As patterns of work evolve across borders, so too must the legal frameworks that govern them. From digital nomads to cross-border work, the increasing mobility of workers is raising complex questions that sit at the intersection of labour law, tax law, and social security systems.
It is these challenges that the EUTOPIA Connected Community (CC) “Law, The Final Frontier: Legal Challenges and Solutions for Mobile Individuals and a Changing World of Work” seeks to address. Bringing together academics and students from across the alliance, the initiative explores how legal systems can respond to a changing world of work, and, crucially, how education and research can be integrated to better understand these transformations.
The origins of the CC lie in an earlier collaboration between colleagues at Vrije Universiteit Brussel (VUB) and the University of Ljubljana. What began as a focused project on digital nomads quickly revealed a broader set of legal complexities.
“We realised that mobility of work is much wider,” explains Eleni De Becker, Professor of Social Security Law at VUB.
“People might work in multiple countries, or under different legal statuses at the same time. And each legal field (tax, labour, social security) approaches this differently.”
This realisation led to the expansion of the initiative into a fully-fledged CC, incorporating partners from VUB, Ljubljana, NOVA University Lisbon, and the University of Gothenburg. The aim: to bring together different legal disciplines and national perspectives to better understand the fragmented landscape of labour mobility.
At the heart of the initiative is a strong commitment to research based learning. On 13 March 2026, the CC organised a workshop in Brussels bringing together master’s students from VUB, alongside a group from Ljubljana, to present and refine their thesis proposals.
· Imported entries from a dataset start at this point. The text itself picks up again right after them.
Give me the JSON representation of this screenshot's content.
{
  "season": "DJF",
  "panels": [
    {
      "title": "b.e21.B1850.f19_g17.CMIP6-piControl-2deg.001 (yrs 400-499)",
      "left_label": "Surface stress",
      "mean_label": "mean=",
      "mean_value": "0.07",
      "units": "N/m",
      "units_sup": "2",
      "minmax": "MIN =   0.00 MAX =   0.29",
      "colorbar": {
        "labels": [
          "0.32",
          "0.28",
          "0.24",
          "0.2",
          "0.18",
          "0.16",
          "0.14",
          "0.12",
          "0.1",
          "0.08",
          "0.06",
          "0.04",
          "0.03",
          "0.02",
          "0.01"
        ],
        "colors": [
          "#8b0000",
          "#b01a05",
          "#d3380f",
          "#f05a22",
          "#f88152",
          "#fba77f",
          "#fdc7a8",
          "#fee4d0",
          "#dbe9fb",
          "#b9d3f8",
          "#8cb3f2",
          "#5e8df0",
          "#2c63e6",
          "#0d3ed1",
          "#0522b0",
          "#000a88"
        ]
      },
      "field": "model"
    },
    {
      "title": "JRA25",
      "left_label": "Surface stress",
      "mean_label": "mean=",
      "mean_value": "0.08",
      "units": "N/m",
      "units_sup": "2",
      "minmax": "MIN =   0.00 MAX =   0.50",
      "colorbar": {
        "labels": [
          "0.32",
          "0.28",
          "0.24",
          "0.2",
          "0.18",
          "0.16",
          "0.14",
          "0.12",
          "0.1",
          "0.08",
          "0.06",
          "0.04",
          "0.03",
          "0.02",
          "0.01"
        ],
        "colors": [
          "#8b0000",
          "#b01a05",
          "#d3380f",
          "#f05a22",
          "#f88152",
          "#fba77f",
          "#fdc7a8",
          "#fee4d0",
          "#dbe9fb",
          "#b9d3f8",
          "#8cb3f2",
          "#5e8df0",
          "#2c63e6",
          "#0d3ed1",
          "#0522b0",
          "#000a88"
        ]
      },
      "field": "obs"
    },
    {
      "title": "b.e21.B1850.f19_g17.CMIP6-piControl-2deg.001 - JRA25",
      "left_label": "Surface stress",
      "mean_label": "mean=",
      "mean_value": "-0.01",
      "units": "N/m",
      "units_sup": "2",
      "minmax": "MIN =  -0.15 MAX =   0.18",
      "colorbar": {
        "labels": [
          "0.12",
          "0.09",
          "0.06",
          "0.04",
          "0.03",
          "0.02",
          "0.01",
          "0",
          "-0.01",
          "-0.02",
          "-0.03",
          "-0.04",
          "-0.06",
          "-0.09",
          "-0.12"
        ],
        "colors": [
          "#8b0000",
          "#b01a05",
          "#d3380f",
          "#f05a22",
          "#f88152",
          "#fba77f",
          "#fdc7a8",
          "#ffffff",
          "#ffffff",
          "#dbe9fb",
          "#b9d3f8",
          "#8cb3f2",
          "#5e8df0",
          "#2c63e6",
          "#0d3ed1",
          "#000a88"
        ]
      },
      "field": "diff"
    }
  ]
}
Rather than a traditional classroom setting, the workshop was designed as an interactive research environment. Students prepared short research abstracts, engaged with materials from other legal disciplines, and worked in small, interdisciplinary groups.
The structure was deliberately hands-on. Students pitched their ideas, received structured feedback from peers and professors, and were encouraged to identify key challenges in their research.
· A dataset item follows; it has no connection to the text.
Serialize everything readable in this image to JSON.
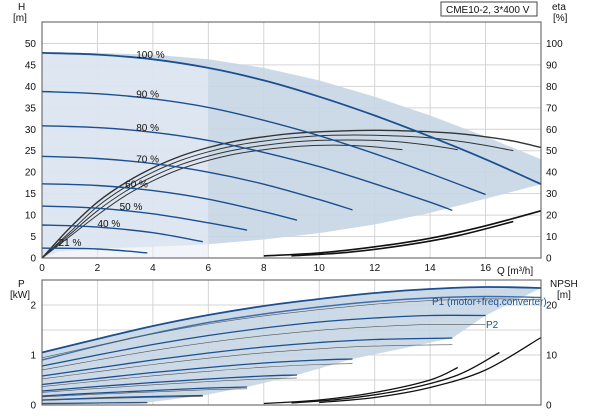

During the workshop, this exchange was further enriched by contributions from academics across the CC, including colleagues from the University of Stellenbosch, Ljubljana, NOVA Tax Research Lab, and the Brussels Centre for Law, Government and Society (BruCeL). The programme also included dedicated sessions on research methodology, research communication, and dissemination, helping students further develop their thesis projects while encouraging them to consider how their work can reach diverse audiences.
Beyond its immediate impact on student learning, the workshop also reveals something more fundamental about how collaboration is evolving within EUTOPIA. For De Becker, the value of the CC lies not only in what it offers students, but also in how it reshapes academic collaboration.
“It pushes us,” De Becker reflects. “Otherwise, you might postpone ideas or think they are too much work. This framework gives you the momentum to actually do it.”
Beyond providing structure and funding, EUTOPIA enables academics to extend their networks and explore new collaborations. What began as a small partnership has already expanded to include additional institutions and research initiatives, including plans for joint publications and a potential doctoral network.
“It allowed us to break out of the university silos,” she adds.
For students and academics alike, the message is clear: initiatives like this are not about merely learning existing knowledge, but about actively shaping how knowledge is produced and shared across borders.
As De Becker advises, “Reach out, both to colleagues and to the EUTOPIA network. That’s how these collaborations begin.”